The client, with his dejection insensibly relieved and his vague hopes rekindled, takes pen and ink and writes the draft, not without perplexed consideration and calculation of the date it may bear, implying scant effects in the agent's hands. All the while, Vholes, buttoned up in body and mind, looks at him attentively. All the while, Vholes's official cat watches the mouse's hole.
Lastly, the client, shaking hands, beseeches Mr. Vholes, for heaven's sake and earth's sake, to do his utmost to "pull him through" the Court of Chancery. Mr. Vholes, who never gives hopes, lays his palm upon the client's shoulder and answers with a smile, "Always here, sir. Personally, or by letter, you will always find me here, sir, with my shoulder to the wheel." Thus they part, and Vholes, left alone, employs himself in carrying sundry little matters out of his diary into his draft bill book for the ultimate behoof of his three daughters. So might an industrious fox or bear make up his account of chickens or stray travellers with an eye to his cubs, not to disparage by that word the three raw-visaged, lank, and buttoned-up maidens who dwell with the parent Vholes in an earthy cottage situated in a damp garden at Kennington.
Richard, emerging from the heavy shade of Symond's Inn into the sunshine of Chancery Lane—for there happens to be sunshine there to-day—walks thoughtfully on, and turns into Lincoln's Inn, and passes under the shadow of the Lincoln's Inn trees. On many such loungers have the speckled shadows of those trees often fallen; on the like bent head, the bitten nail, the lowering eye, the lingering step, the purposeless and dreamy air, the good consuming and consumed, the life turned sour. This lounger is not shabby yet, but that may come. Chancery, which knows no wisdom but in precedent, is very rich in such precedents; and why should one be different from ten thousand?
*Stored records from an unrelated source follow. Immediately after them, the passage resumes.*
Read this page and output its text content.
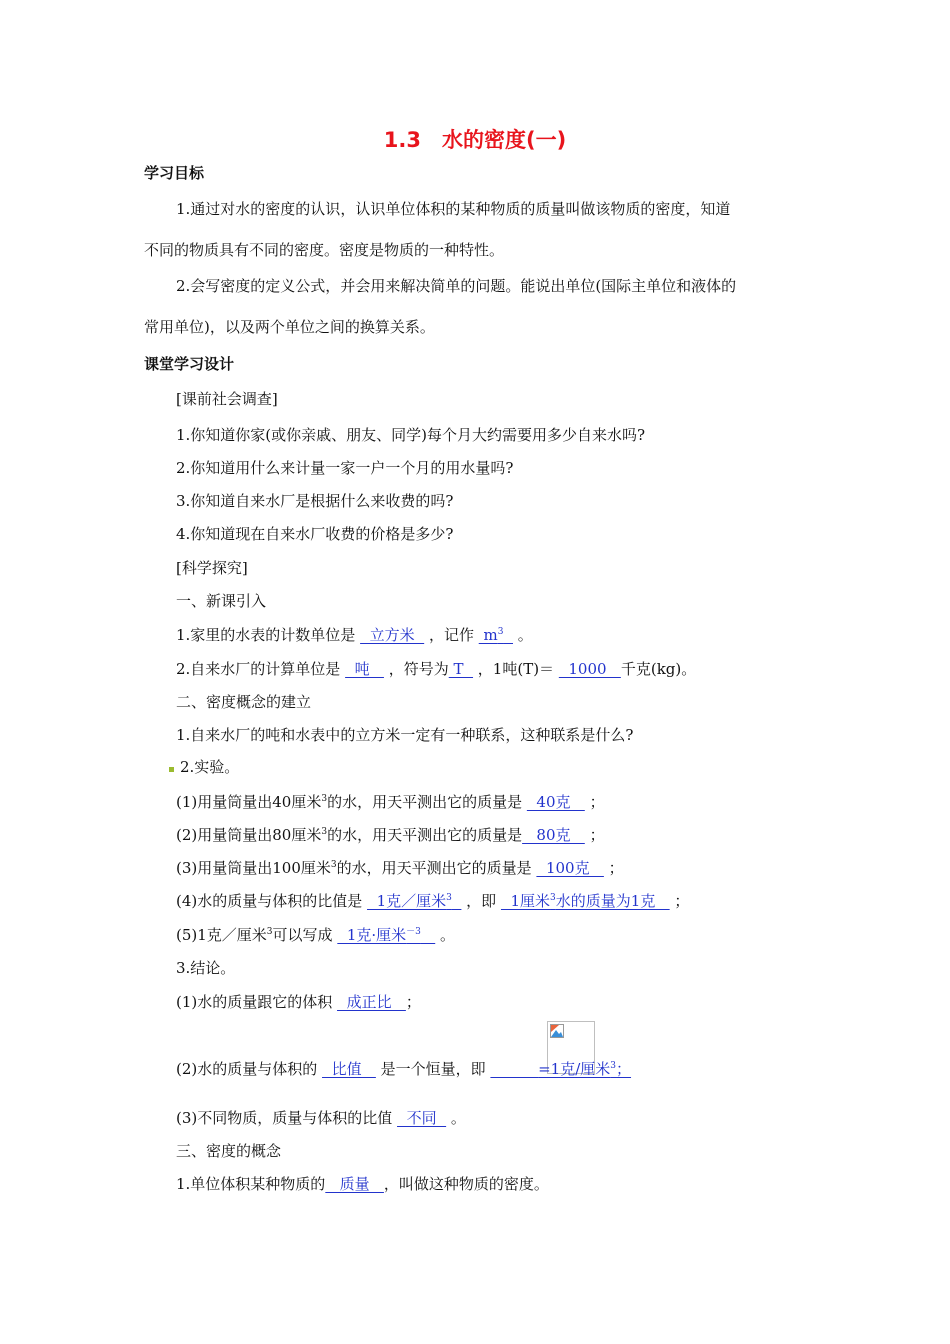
1.3　水的密度(一)
学习目标
1.通过对水的密度的认识，认识单位体积的某种物质的质量叫做该物质的密度，知道
不同的物质具有不同的密度。密度是物质的一种特性。
2.会写密度的定义公式，并会用来解决简单的问题。能说出单位(国际主单位和液体的
常用单位)，以及两个单位之间的换算关系。
课堂学习设计
[课前社会调查]
1.你知道你家(或你亲戚、朋友、同学)每个月大约需要用多少自来水吗?
2.你知道用什么来计量一家一户一个月的用水量吗?
3.你知道自来水厂是根据什么来收费的吗?
4.你知道现在自来水厂收费的价格是多少?
[科学探究]
一、新课引入
1.家里的水表的计数单位是   立方米   ，记作  $m^3$   。
2.自来水厂的计算单位是   吨    ，符号为 T   ，1吨(T)＝   1000   千克(kg)。
二、密度概念的建立
1.自来水厂的吨和水表中的立方米一定有一种联系，这种联系是什么?
2.实验。
(1)用量筒量出40厘米$^3$的水，用天平测出它的质量是   40克    ；
(2)用量筒量出80厘米$^3$的水，用天平测出它的质量是   80克    ；
(3)用量筒量出100厘米$^3$的水，用天平测出它的质量是   100克    ；
(4)水的质量与体积的比值是   1克／厘米$^3$   ，即   1厘米$^3$水的质量为1克    ；
(5)1克／厘米$^3$可以写成   1克·厘米$^{-3}$    。
3.结论。
(1)水的质量跟它的体积   成正比   ；
(2)水的质量与体积的   比值    是一个恒量，即	=1克/厘米$^3$；
(3)不同物质，质量与体积的比值   不同   。
三、密度的概念
1.单位体积某种物质的   质量   ，叫做这种物质的密度。
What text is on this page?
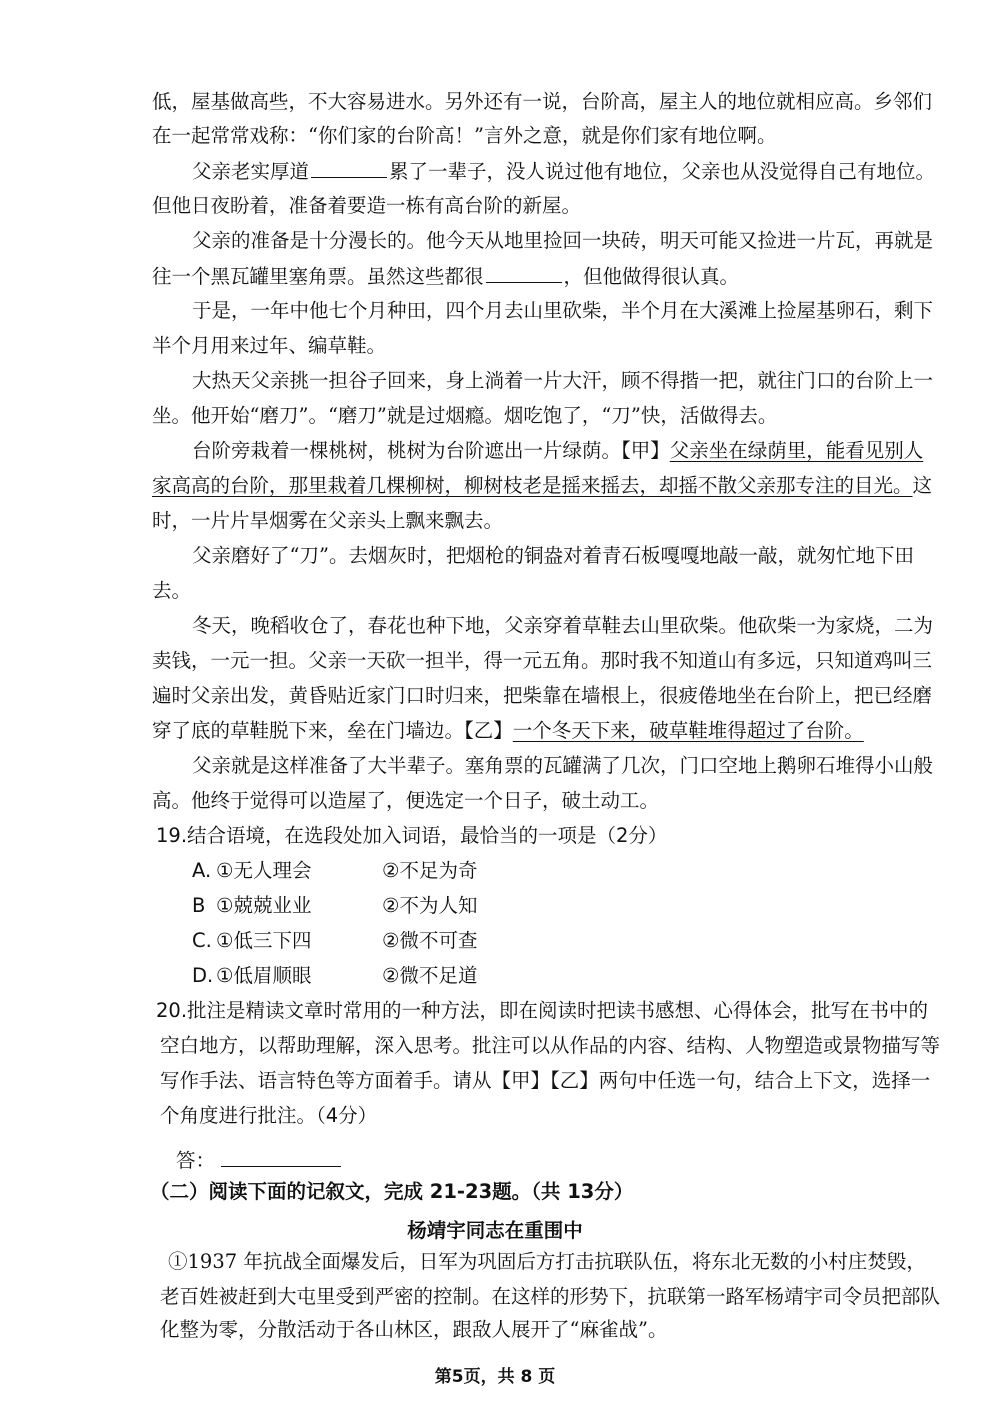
低，屋基做高些，不大容易进水。另外还有一说，台阶高，屋主人的地位就相应高。乡邻们
在一起常常戏称：“你们家的台阶高！”言外之意，就是你们家有地位啊。
父亲老实厚道	累了一辈子，没人说过他有地位，父亲也从没觉得自己有地位。
但他日夜盼着，准备着要造一栋有高台阶的新屋。
父亲的准备是十分漫长的。他今天从地里捡回一块砖，明天可能又捡进一片瓦，再就是
往一个黑瓦罐里塞角票。虽然这些都很	，但他做得很认真。
于是，一年中他七个月种田，四个月去山里砍柴，半个月在大溪滩上捡屋基卵石，剩下
半个月用来过年、编草鞋。
大热天父亲挑一担谷子回来，身上淌着一片大汗，顾不得揩一把，就往门口的台阶上一
坐。他开始“磨刀”。“磨刀”就是过烟瘾。烟吃饱了，“刀”快，活做得去。
台阶旁栽着一棵桃树，桃树为台阶遮出一片绿荫。【甲】父亲坐在绿荫里，能看见别人
家高高的台阶，那里栽着几棵柳树，柳树枝老是摇来摇去，却摇不散父亲那专注的目光。这
时，一片片旱烟雾在父亲头上飘来飘去。
父亲磨好了“刀”。去烟灰时，把烟枪的铜盎对着青石板嘎嘎地敲一敲，就匆忙地下田
去。
冬天，晚稻收仓了，春花也种下地，父亲穿着草鞋去山里砍柴。他砍柴一为家烧，二为
卖钱，一元一担。父亲一天砍一担半，得一元五角。那时我不知道山有多远，只知道鸡叫三
遍时父亲出发，黄昏贴近家门口时归来，把柴靠在墙根上，很疲倦地坐在台阶上，把已经磨
穿了底的草鞋脱下来，垒在门墙边。【乙】一个冬天下来，破草鞋堆得超过了台阶。
父亲就是这样准备了大半辈子。塞角票的瓦罐满了几次，门口空地上鹅卵石堆得小山般
高。他终于觉得可以造屋了，便选定一个日子，破土动工。
19.结合语境，在选段处加入词语，最恰当的一项是（2分）
A. ①无人理会	②不足为奇
B ①兢兢业业	②不为人知
C. ①低三下四	②微不可查
D. ①低眉顺眼	②微不足道
20.批注是精读文章时常用的一种方法，即在阅读时把读书感想、心得体会，批写在书中的
空白地方，以帮助理解，深入思考。批注可以从作品的内容、结构、人物塑造或景物描写等
写作手法、语言特色等方面着手。请从【甲】【乙】两句中任选一句，结合上下文，选择一
个角度进行批注。（4分）
答：
（二）阅读下面的记叙文，完成 21-23题。（共 13分）
杨靖宇同志在重围中
①1937 年抗战全面爆发后，日军为巩固后方打击抗联队伍，将东北无数的小村庄焚毁，
老百姓被赶到大屯里受到严密的控制。在这样的形势下，抗联第一路军杨靖宇司令员把部队
化整为零，分散活动于各山林区，跟敌人展开了“麻雀战”。
第5页，共 8 页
Yet the time is so short since his depreciation began that as he saunters away, reluctant to leave the spot for some long months together, though he hates it, Richard himself may feel his own case as if it were a startling one. While his heart is heavy with corroding care, suspense, distrust, and doubt, it may have room for some sorrowful wonder when he recalls how different his first visit there, how different he, how different all the colours of his mind. But injustice breeds injustice; the fighting with shadows and being defeated by them necessitates the setting up of substances to combat; from the impalpable suit which no man alive can understand, the time for that being long gone by, it has become a gloomy relief to turn to the palpable figure of the friend who would have saved him from this ruin and make HIM his enemy. Richard has told Vholes the truth. Is he in a hardened or a softened mood, he still lays his injuries equally at that door; he was thwarted, in that quarter, of a set purpose, and that purpose could only originate in the one subject that is resolving his existence into itself; besides, it is a justification to him in his own eyes to have an embodied antagonist and oppressor.
Is Richard a monster in all this, or would Chancery be found rich in such precedents too if they could be got for citation from the Recording Angel?